I didn’t know that then, as I closed my eyes in the dark and breathing silence on that first night in Bombay. I was running on instinct, and pushing my luck. I didn’t know that I’d already given my heart to the woman, and the city. And knowing none of it, I fell, before the smile faded from my lips, into a dreamless, gentle sleep.

CHAPTER TWO

SHE WALKED INTO LEOPOLD’S at the usual time, and when she stopped at a table near me to talk with friends, I tried once more to find the words for the foliant blaze of her green eyes. I thought of leaves and opals and the warm shallows of island seas. But the living emerald in Karla’s eyes, made luminous by the sunflowers of gold light that surrounded the pupils, was softer, far softer. I did eventually find that colour, the green in nature that was a perfect match for the green in her lovely eyes, but it wasn’t until long months after that night in Leopold’s. And strangely, inexplicably, I didn’t tell her about it. I wish now with all my heart that I did. The past reflects eternally between two mirrors-the bright mirror of words and deeds, and the dark one, full of things we didn’t do or say. I wish now that from the beginning, even then in the first weeks that I knew her, even on that night, the words had come to tell her… to tell her that I liked her.

And I did-I liked everything about her. I liked the Helvetian music of her Swiss-American English, and the way she pushed her hair back slowly with a thumb and forefinger when she was irritated by something. I liked the hard-edged cleverness of her conversation, and the easy, gentle way she touched the people she liked when she walked past them or sat beside them. I liked the way she held my eyes until the precise moment when it stopped being comfortable, and then smiled, softening the assail, but never looked away.

She looked the world in the eye and stared it down, and I liked that about her because I didn’t love the world then. The world wanted to kill me or catch me.

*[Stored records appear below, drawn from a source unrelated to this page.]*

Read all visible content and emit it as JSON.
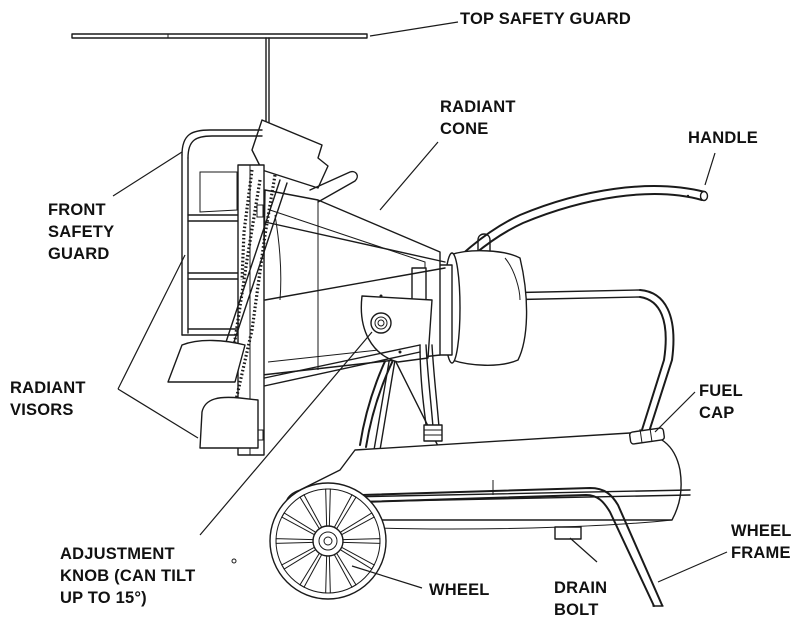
{
  "labels": {
    "top_safety_guard": [
      "TOP SAFETY GUARD"
    ],
    "radiant_cone": [
      "RADIANT",
      "CONE"
    ],
    "handle": [
      "HANDLE"
    ],
    "front_safety_guard": [
      "FRONT",
      "SAFETY",
      "GUARD"
    ],
    "radiant_visors": [
      "RADIANT",
      "VISORS"
    ],
    "fuel_cap": [
      "FUEL",
      "CAP"
    ],
    "wheel_frame": [
      "WHEEL",
      "FRAME"
    ],
    "adjustment_knob": [
      "ADJUSTMENT",
      "KNOB (CAN TILT",
      "UP TO 15°)"
    ],
    "wheel": [
      "WHEEL"
    ],
    "drain_bolt": [
      "DRAIN",
      "BOLT"
    ]
  },
  "colors": {
    "line": "#1a1a1a",
    "text": "#111111",
    "background": "#ffffff"
  }
}
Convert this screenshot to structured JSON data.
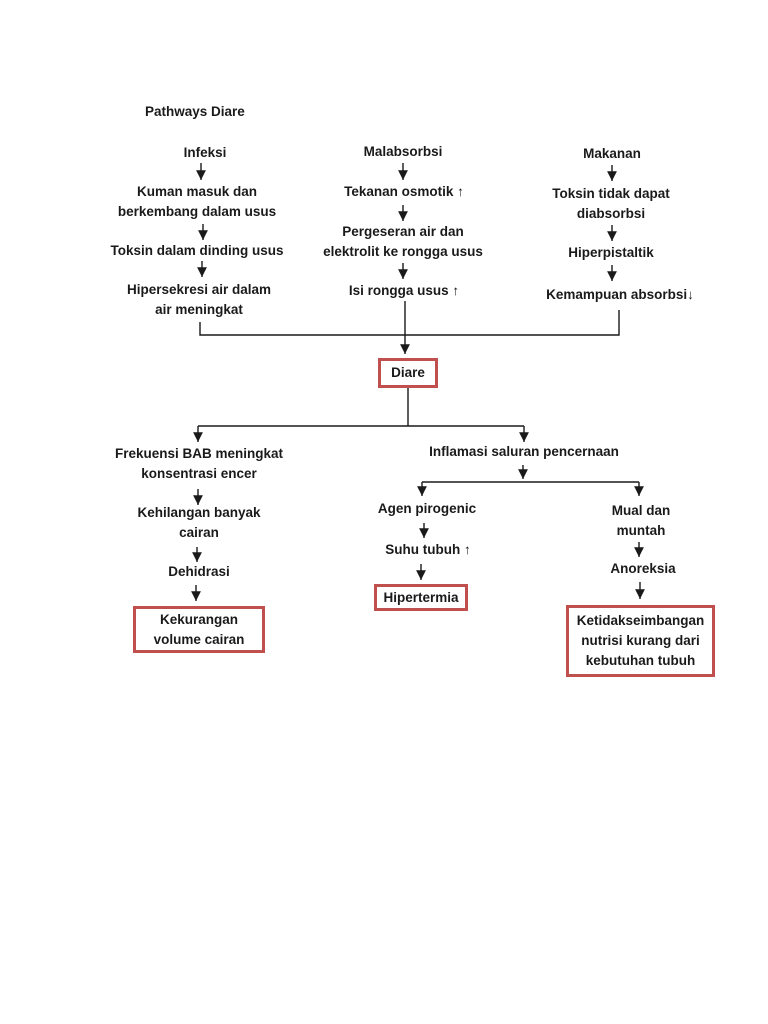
{
  "title": "Pathways Diare",
  "colors": {
    "background": "#ffffff",
    "text": "#1a1a1a",
    "line": "#1a1a1a",
    "box_border": "#c0504d"
  },
  "columns": {
    "infeksi": {
      "header": "Infeksi",
      "step1": "Kuman masuk dan\nberkembang dalam usus",
      "step2": "Toksin dalam dinding usus",
      "step3": "Hipersekresi air dalam\nair meningkat"
    },
    "malabsorbsi": {
      "header": "Malabsorbsi",
      "step1": "Tekanan osmotik ↑",
      "step2": "Pergeseran air dan\nelektrolit ke rongga usus",
      "step3": "Isi rongga usus ↑"
    },
    "makanan": {
      "header": "Makanan",
      "step1": "Toksin tidak dapat\ndiabsorbsi",
      "step2": "Hiperpistaltik",
      "step3": "Kemampuan absorbsi↓"
    }
  },
  "center": {
    "diare": "Diare"
  },
  "left_branch": {
    "step1": "Frekuensi BAB meningkat\nkonsentrasi encer",
    "step2": "Kehilangan banyak\ncairan",
    "step3": "Dehidrasi",
    "outcome": "Kekurangan\nvolume cairan"
  },
  "right_branch": {
    "header": "Inflamasi saluran pencernaan",
    "fever_path": {
      "step1": "Agen pirogenic",
      "step2": "Suhu tubuh ↑",
      "outcome": "Hipertermia"
    },
    "nausea_path": {
      "step1": "Mual dan\nmuntah",
      "step2": "Anoreksia",
      "outcome": "Ketidakseimbangan\nnutrisi kurang dari\nkebutuhan tubuh"
    }
  }
}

The world wanted to put me back in the same cage I’d escaped from, where the good guys, the guys in prison-guard uniforms who got paid to do the right thing, had chained me to a wall and kicked me until they broke my bones. And maybe the world was right to want that. Maybe it was no worse than I deserved. But repression, they say, breeds resistance in some men, and I was resisting the world with every minute of my life.

The world and I are not on speaking terms, Karla said to me once in those early months. The world keeps trying to win me back, she said, but it doesn’t work. I guess I’m just not the forgiving type. And I saw that in her, too, right from the start. I knew from the first minute how much like me she was. I knew the determination in her that was almost brutal, and the courage that was almost cruel, and the lonely, angry longing to be loved. I knew all that, but I didn’t say a word. I didn’t tell her how much I liked her. I was numb, in those first years after the escape: shell-shocked by the disasters that warred in my life. My heart moved through deep and silent water. No-one, and nothing, could really hurt me. No-one, and nothing, could make me very happy. I was tough, which is probably the saddest thing you can say about a man.

‘You’re becoming a regular here,’ she teased, ruffling my hair with one hand as she sat down at my table.

I loved it when she did that: it meant that she’d read me accurately, that she was sure I wouldn’t take offence. I was thirty then-ugly, taller than average, with wide shoulders, a deep chest, and thick arms. People didn’t often ruffle my hair.